HARMONIE DE LA VIE, UNITE ET LOGIQUE DU TRAVAIL
 
     Notre civilisation, si tragiquement destructrice de personnalités, a, sur les individus, une action de désintégration constante. L'activité individuelle et sociale y est rarement en harmonie avec les besoins ou les capacités des travailleurs. Il n'y a pas conjugaison d'efforts tendant à améliorer l'homme tant dans son travail que dans sa vie intellectuelle et morale. Au contraire, l'action des forces sociales se juxtapose aux individus, agissant du dehors, sans jamais les faire vibrer profondément et intimement. L'orientation mercantile de la littérature et du cinéma montre notamment combien se creuse chaque jour davantage le fossé entre l'activité individuelle d'une part, et les rudiments d'éducation qui sont offerts aux travailleurs — entre le travail et les forces diverses qui devraient apprendre à vivre et à penser et ne savent bientôt plus que distraire, c'est-à-dire véritablement tirer l'esprit hors de l'action féconde.
     Le mal est encore plus grand en ce qui concerne l'éducation et la vie des enfants en régime capitaliste.

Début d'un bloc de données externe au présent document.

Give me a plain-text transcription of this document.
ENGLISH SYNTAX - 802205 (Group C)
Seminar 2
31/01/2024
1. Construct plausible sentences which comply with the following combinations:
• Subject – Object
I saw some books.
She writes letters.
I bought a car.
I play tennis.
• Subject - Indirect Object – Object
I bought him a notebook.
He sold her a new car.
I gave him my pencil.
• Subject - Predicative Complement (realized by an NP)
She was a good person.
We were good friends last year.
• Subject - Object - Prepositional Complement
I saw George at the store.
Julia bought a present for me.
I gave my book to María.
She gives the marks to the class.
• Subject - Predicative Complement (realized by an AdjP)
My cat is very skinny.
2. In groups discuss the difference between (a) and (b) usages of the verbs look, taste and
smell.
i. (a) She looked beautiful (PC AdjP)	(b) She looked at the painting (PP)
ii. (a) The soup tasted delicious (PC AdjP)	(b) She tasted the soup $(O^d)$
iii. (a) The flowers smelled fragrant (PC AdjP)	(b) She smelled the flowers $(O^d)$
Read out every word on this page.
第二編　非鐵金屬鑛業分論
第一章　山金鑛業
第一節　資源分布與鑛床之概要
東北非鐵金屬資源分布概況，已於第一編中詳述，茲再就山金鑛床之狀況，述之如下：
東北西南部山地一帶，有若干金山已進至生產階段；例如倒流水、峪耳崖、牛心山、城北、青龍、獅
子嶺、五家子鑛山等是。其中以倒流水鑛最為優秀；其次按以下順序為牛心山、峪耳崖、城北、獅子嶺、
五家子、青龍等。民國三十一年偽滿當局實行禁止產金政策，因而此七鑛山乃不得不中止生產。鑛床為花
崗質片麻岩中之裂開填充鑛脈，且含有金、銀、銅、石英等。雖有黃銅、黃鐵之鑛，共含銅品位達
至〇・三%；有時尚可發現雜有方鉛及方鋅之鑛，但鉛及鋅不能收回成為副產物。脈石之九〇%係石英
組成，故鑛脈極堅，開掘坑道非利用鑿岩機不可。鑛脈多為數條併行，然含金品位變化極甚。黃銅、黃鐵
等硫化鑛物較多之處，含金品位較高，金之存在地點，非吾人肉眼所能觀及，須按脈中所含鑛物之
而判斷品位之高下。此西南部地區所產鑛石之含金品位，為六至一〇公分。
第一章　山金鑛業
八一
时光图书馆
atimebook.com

Dans l'immense majorité des cas, l'enfant est contraint d'avoir deux vies, si ce, n'est trois même : la vie véritable et complète dans la rue ou aux champs, avec la nature même, la première et véritable éducatrice ; la vie dans la famille où l'autorité du père censure souvent et réfrène à l'excès toutes les manifestations d'activité ; et enfin, la vie à l'Ecole.
     Nous n'exagérons pas : s'il n'y avait pas les récréations, s'il n'y avait, même sous l'autorité des maîtres les plus jaloux de leur domination, possibilité d'échapper aux prescriptions d'une pédagogie ridiculement prétentieuse, il y aurait divorce complet entre L'Ecole et la Vie.
     Et qu'on ne proteste pas que la pédagogie, que les manuels et les livres ont fait de grands progrès au cours de ce siècle. Oui, éducateurs, méthodes et manuels essayent d'aller chercher dans la vie des enfants des sujets d'intérêt, des appâts pour les besognes rebutantes auxquelles l'école croit qu'il est nécessaire d'astreindre les élèves tout au long du jour.
     On a pensé qu'il était possible, qu'il était facile d'escamoter l'attention de l'enfant en flattant passagèrement ses désirs, en établissant un pont fragile et éphémère entre l'Ecole, et la Vie. Mais on ne pouvait obtenir ainsi que cette attention de deuxième zone dont parle Dewey, sans résoudre jamais la question essentielle de l'harmonisation de la vie et de l'éducation.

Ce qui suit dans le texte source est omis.